According to the Dementia Statistics Hub, there are currently 850,000 people in the UK diagnosed with dementia. 34.5 million people in the UK know someone who is affected by the condition -around half of the UK’s population. This number is expected to grow over the next few decades, meaning that it is as important as ever that we all know more about dementia.

What is dementia?

According to the NHS, dementia is a syndrome related to an ‘ongoing decline of brain functioning’. It can leave people with a range of problems, predominately of memory loss; language decline; mood swings; diminished movement; slower thinking speeds and wandering. Dementia is a progressive condition, which means that it can be difficult to spot at the start, but sadly their symptoms will only get worse over time. Currently, there is no cure. However, there is lots of research taking place to change this.

Important things to know about dementia

Dementia is not a natural part of getting older or inherited

Although we all face memory problems; dementia is something different and more serious. Furthermore, whilst this is a common symptom of dementia, it is not the only one and it also does not only affect older people.
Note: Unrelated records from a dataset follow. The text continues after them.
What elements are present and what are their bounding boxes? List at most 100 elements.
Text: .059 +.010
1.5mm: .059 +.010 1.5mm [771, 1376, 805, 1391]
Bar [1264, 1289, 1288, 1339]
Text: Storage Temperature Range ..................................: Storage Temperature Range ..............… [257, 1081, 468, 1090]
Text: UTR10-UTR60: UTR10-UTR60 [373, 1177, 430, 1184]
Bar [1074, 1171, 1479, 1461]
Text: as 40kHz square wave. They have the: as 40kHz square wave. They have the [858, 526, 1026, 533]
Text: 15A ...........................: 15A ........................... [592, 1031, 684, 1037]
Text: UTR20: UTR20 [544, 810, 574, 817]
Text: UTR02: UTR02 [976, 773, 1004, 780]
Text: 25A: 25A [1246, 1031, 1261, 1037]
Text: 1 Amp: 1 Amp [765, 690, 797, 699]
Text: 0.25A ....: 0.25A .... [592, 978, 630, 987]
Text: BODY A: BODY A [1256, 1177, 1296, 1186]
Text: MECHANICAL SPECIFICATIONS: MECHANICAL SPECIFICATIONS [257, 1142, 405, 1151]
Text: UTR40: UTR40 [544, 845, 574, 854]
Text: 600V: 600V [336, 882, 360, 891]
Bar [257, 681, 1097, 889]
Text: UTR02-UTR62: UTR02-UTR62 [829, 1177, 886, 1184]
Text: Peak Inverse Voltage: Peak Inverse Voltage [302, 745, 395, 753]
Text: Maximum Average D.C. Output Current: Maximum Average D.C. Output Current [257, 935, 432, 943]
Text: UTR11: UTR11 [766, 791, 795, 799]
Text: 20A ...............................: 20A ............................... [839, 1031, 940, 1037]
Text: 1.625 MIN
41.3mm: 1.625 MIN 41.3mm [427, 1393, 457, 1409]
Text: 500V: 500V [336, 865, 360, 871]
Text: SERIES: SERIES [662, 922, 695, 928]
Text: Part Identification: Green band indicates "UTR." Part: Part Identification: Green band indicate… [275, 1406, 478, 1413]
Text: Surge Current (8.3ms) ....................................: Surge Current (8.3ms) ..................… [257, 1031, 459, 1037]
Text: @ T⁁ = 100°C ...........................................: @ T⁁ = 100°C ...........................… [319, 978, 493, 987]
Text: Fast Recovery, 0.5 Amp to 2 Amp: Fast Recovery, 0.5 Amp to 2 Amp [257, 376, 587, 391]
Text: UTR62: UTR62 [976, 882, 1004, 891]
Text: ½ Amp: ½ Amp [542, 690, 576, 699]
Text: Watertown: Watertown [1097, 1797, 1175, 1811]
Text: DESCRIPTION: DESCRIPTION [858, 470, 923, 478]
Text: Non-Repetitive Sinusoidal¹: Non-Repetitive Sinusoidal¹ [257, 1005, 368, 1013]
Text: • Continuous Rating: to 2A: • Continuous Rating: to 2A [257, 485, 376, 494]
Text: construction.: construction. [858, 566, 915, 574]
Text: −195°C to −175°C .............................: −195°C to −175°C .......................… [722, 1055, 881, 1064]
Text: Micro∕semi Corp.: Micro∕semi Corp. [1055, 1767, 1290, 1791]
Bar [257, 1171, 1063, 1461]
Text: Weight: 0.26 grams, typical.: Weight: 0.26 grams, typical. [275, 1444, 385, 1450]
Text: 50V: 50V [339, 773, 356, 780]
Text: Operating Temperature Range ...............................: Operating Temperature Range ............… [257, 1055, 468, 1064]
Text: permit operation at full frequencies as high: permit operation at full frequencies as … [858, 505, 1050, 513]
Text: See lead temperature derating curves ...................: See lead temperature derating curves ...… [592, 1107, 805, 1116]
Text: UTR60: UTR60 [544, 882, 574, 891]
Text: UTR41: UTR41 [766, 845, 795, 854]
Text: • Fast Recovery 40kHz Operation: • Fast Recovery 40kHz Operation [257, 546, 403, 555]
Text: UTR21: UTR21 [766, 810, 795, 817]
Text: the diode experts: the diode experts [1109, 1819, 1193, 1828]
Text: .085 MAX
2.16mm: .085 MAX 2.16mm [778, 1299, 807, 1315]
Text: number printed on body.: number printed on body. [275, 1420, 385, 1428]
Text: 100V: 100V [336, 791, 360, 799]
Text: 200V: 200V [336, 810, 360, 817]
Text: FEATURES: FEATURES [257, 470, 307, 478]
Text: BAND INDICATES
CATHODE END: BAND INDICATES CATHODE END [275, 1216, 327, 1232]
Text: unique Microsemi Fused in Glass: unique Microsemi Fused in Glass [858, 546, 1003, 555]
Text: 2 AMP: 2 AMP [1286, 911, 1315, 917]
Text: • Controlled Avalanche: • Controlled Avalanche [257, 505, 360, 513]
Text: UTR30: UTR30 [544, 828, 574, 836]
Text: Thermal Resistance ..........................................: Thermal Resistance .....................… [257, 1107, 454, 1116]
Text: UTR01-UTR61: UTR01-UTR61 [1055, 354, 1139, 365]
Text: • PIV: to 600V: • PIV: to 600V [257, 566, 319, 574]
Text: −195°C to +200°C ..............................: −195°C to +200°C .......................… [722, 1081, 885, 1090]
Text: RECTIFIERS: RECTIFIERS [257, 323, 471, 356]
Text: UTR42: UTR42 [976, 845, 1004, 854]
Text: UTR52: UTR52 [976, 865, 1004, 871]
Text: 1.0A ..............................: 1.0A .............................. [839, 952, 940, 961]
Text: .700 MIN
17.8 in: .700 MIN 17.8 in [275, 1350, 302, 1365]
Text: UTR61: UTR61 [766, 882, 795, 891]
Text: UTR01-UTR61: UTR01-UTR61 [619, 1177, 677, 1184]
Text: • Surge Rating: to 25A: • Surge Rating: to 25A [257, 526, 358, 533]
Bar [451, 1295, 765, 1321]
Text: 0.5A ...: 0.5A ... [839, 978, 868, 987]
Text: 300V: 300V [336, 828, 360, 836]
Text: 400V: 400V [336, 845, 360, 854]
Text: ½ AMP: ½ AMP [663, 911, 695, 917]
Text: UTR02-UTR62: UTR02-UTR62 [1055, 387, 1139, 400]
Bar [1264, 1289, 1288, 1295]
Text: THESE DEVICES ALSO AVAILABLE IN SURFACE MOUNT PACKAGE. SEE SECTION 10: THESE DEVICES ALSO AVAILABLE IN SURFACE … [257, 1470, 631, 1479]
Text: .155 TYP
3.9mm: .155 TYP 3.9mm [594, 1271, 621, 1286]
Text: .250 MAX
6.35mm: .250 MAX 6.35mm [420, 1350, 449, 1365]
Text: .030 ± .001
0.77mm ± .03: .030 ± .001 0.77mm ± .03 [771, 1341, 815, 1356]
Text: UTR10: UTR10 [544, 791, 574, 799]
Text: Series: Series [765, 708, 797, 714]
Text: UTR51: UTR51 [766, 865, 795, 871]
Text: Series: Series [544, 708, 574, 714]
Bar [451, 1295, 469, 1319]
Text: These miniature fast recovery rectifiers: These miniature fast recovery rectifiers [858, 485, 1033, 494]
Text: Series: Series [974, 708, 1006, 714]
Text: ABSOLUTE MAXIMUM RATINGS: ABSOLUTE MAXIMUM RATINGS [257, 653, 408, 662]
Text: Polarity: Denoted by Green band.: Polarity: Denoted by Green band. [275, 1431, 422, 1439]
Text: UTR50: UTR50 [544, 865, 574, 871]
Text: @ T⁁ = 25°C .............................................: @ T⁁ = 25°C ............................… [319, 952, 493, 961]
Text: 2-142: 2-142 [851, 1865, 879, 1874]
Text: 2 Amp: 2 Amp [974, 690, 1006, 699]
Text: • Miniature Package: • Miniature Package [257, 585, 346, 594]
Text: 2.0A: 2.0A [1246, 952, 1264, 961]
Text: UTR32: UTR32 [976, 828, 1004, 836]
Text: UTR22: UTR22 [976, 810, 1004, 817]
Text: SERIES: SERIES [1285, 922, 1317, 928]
Early-onset dementia effects around 40,000 people in the UK under the age of 40. If you are worried about someone you love showing signs of dementia, regardless of age, go and speak to a doctor.

There are lots of different types of dementia

Although Alzheimer’s disease is the most common and widely known form of dementia, there are other varieties such as Vascular, Lewdy bodies and Frontotemporal dementia. Whilst they all have some similar symptoms; they also vary hugely. For instance, Frontotemporal dementia doesn’t affect memory as much as Alzheimer’s and instead can cause more behavioural related changes.

You can still lead a quality life with dementia:

Your doctor will be able to talk you through your different options and often there is medication you can be prescribed depending on your type of dementia. Some medication will focus more on changes in the brain to try and slow the disease, whilst others will target behavioural and personality changes. Although these medications can’t cure dementia, it can ease the symptoms. Other methods used involve cognitive stimulation (such as puzzles or quizzes), staying active, and life story work (where you talk to people about your life and memories). The tech world is also constantly changing and giving you extra resources to make life with dementia that little bit easier (for example there are GPS tracking devices to help with wandering). The above treatments, activities and gadgets mean that many people with dementia can continue to lead active and fulfilling lives.

There is help available

It is important that you communicate with doctors, family or support workers about how you are feeling (whether you have dementia, or are supporting someone who has). The Alzheimer’s Society can provide expert information as well as support for anyone who is affected by dementia. They have a Dementia Connect support line which is reachable on 0333 150 3456. Here you can talk to someone for a multitude of reasons including information, support and advice. They also have an online community where you can have 24/7 access to an understanding and supportive community, called Talking Point, available to anyone affected by dementia. You are not alone.